Australian Standard AS3547 is published by Standards Australia, a non-governmental and not-for-profit organisation that develops and adopts internationally-aligned standards in Australia. The AS3547 specifies the requirements for different types of breathalysers used in this country in terms of:
- Product specifications
- Performance and accuracy
- Information provided alongside the breathalysers
- Calibration and testing requirements
Classification of breathalysers under Australian Standard AS3547
Under Australian Standard AS3547, breathalysers can be classified according to the four categories listed below, regardless of whether it is for personal use or industrial use. Each category has specific requirements unique to the nature of the breathalysers. At the same time, there are general requirements laid out in the Standard that all types of breathalysers should adhere to.
- Type 1 - Disposable single-use breathalysers
- Type 2 - Portable handheld breathalysers
- Type 3 - Wall mounted or fixed installed breathalysers
- Type 4 - Interlock devices for motor vehicles or machinery
Assurance on accuracy and good performance of your industrial breathalysers
While it is not mandatory for breathalysers sold in the market to be certified under the Australian Standard AS3547, breathalysers that hold this certification have proven reliability as they have undergone rigorous testing by a third-party laboratory and fulfilled the strict requirements specified in the Standard. This is especially important for breathalysers used on-site or in workplaces to ensure employees comply with alcohol and drug testing policies.
Based on the latest Australian Standard AS3547:2019 Breath Alcohol Testing Devices updated in June 2019, the latest criteria that breathalysers need to meet in order to be certified are listed below.

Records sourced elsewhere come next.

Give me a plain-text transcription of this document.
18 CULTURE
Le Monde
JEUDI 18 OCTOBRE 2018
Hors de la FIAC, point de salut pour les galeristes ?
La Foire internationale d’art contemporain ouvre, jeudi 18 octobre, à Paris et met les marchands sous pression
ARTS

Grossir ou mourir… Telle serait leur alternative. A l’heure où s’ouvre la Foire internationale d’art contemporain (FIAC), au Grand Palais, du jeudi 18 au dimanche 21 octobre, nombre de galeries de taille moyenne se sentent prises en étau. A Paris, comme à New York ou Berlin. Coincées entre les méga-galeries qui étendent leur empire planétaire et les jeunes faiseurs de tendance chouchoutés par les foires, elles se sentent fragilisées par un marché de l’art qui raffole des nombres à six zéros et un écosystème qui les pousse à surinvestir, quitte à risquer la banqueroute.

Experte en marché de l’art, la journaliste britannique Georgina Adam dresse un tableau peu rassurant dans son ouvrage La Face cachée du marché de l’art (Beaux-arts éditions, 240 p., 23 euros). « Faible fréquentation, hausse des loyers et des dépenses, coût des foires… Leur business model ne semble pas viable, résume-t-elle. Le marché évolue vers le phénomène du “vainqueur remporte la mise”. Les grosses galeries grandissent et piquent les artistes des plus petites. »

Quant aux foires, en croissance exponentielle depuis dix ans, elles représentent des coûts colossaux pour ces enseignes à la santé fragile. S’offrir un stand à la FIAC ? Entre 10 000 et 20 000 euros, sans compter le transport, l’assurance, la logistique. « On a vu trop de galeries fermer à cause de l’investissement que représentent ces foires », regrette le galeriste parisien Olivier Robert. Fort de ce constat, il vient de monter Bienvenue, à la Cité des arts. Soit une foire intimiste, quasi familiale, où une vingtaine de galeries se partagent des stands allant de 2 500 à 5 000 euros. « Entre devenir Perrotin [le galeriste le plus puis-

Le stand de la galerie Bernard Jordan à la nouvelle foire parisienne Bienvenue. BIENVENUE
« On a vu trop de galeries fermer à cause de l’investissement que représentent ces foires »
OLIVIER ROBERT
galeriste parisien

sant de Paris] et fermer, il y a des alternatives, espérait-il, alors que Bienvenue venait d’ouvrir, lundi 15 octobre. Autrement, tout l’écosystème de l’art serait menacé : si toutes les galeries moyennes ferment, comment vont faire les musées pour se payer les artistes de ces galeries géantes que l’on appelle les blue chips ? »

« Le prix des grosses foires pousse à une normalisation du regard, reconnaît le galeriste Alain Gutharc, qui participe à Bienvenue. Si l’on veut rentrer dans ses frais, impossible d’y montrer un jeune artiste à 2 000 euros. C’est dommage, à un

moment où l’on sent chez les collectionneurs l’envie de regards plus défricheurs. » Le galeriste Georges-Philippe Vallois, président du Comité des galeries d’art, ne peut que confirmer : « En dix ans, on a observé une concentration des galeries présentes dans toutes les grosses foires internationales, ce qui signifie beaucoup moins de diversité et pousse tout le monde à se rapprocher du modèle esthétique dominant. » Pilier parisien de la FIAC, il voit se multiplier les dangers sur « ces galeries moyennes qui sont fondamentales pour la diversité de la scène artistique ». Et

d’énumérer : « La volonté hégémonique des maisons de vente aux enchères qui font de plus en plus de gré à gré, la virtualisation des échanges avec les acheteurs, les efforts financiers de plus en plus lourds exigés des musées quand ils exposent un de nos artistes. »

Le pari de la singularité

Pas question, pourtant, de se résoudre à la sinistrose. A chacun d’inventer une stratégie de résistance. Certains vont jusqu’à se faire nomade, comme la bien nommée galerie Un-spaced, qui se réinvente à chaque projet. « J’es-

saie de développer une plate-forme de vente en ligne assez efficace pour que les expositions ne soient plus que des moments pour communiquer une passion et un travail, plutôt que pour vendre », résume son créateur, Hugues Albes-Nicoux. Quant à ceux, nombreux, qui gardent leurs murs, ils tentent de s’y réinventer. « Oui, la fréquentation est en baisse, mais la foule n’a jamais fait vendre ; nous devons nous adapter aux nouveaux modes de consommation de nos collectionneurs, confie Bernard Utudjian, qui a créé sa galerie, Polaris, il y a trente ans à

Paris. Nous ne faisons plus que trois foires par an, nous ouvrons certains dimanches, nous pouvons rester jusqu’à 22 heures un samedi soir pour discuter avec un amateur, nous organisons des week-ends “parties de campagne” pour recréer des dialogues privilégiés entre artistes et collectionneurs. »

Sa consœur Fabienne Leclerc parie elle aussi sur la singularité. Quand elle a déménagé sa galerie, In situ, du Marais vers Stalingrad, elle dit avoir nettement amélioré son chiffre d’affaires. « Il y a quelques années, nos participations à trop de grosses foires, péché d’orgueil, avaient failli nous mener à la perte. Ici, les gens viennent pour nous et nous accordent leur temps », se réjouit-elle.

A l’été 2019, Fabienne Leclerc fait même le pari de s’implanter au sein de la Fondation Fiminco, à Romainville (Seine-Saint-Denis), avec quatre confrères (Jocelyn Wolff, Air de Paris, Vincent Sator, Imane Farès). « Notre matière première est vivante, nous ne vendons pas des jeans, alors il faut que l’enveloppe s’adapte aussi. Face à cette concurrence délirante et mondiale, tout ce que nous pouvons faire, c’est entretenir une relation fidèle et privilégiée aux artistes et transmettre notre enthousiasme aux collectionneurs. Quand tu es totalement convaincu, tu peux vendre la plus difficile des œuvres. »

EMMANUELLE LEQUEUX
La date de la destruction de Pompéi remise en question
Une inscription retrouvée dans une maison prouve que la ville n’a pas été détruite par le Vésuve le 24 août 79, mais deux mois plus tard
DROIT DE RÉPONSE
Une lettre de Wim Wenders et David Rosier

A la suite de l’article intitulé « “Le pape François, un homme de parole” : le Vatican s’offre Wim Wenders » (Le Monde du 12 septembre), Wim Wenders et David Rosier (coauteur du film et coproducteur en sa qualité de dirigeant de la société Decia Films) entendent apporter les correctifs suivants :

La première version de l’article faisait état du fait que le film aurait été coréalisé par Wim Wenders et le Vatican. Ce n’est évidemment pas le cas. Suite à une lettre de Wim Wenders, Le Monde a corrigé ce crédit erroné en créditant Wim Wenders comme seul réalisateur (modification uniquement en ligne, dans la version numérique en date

The breathalysers certified under AS3547:2019 should be able to detect breath alcohol levels down to 0.000g/210L in 3 decimal places when alcohol is not present in the exhaled air.
To ensure that the alcohol test results are as accurate as possible, Maximum Permissible Errors (MPEs) have been introduced to make sure that the readings do not exceed ±0.005g/210L for breath alcohol levels under 0.050g/210L. For a higher breath alcohol level, the reading displayed must not be 10% higher or lower than the actual breath alcohol level. For example, if the actual breath alcohol level of the exhaled air is 0.030g/210L, the displayed reading must be within the range of 0.025g/210L and 0.035/210L to be considered accurate.
This accuracy must be maintained over a minimum period of 6 months after each calibration so that the breathalysers are reliable for use in the long term.
For frequent breath alcohol tests carried out at the workplace or on-site, it is important that subsequent breath alcohol tests can be done smoothly without long recovery times (i.e. the time required before the breathalyser is ready for the next test). The breathalyser should be able to take the next breath alcohol test within 1 minute after the previous test without being affected by the previous test. If the result of the previous test is greater than 0.100g/210L, the breathalyser is required to be ready for the next test within the next 3 minutes.
Stability of breath alcohol tests carried out in various conditions
Besides breath alcohol test under normal conditions, the breathalysers are tested under various physical and environmental conditions to ensure that their accuracy is not affected by the following factors:
- State of charge of the battery
- A wide range of temperature and humidity
- Electrical disturbances
- Shock and vibration
- Presence of interfering substances such as acetone, carbon monoxide, methane, and methanol
As it is crucial to keep accurate alcohol test data for each worker or employee, breathalysers certified under AS3547:2019 should be able to prevent the alteration and overwriting of previous breath alcohol test results. This ensures the legitimacy of the breath alcohol test data and prevents any fraud attempts.
The previous edition of Australian Standard AS3547:1997 certification remains valid
Even though the new Australian Standard AS3547:2019 came into effect in December 2020, the previous edition of Australian Standard AS3547:1997 remains valid. If your organisation does not have a legislated requirement to use only breathalysers certified with AS3547:2019, it is fine to continue using the existing breathalysers which are in compliance with AS3547:1997.
One of the most frequently asked questions about certification for breathalysers is whether a breathalyser with the latest certification is essential for on-site or workplace screening purposes. Australian Standard AS3547:2019 certification provides a high level of quality assurance for the breathalysers on accuracy and reliability in breath alcohol testing. It is recommended to go for breathalysers with AS3547:2019 certification and make sure that the breathalysers are calibrated regularly to maintain their peak performance for frequent and regular use.
Disclaimer: The information provided in this article is for general reference only. Please seek advice from professionals according to your business’s needs.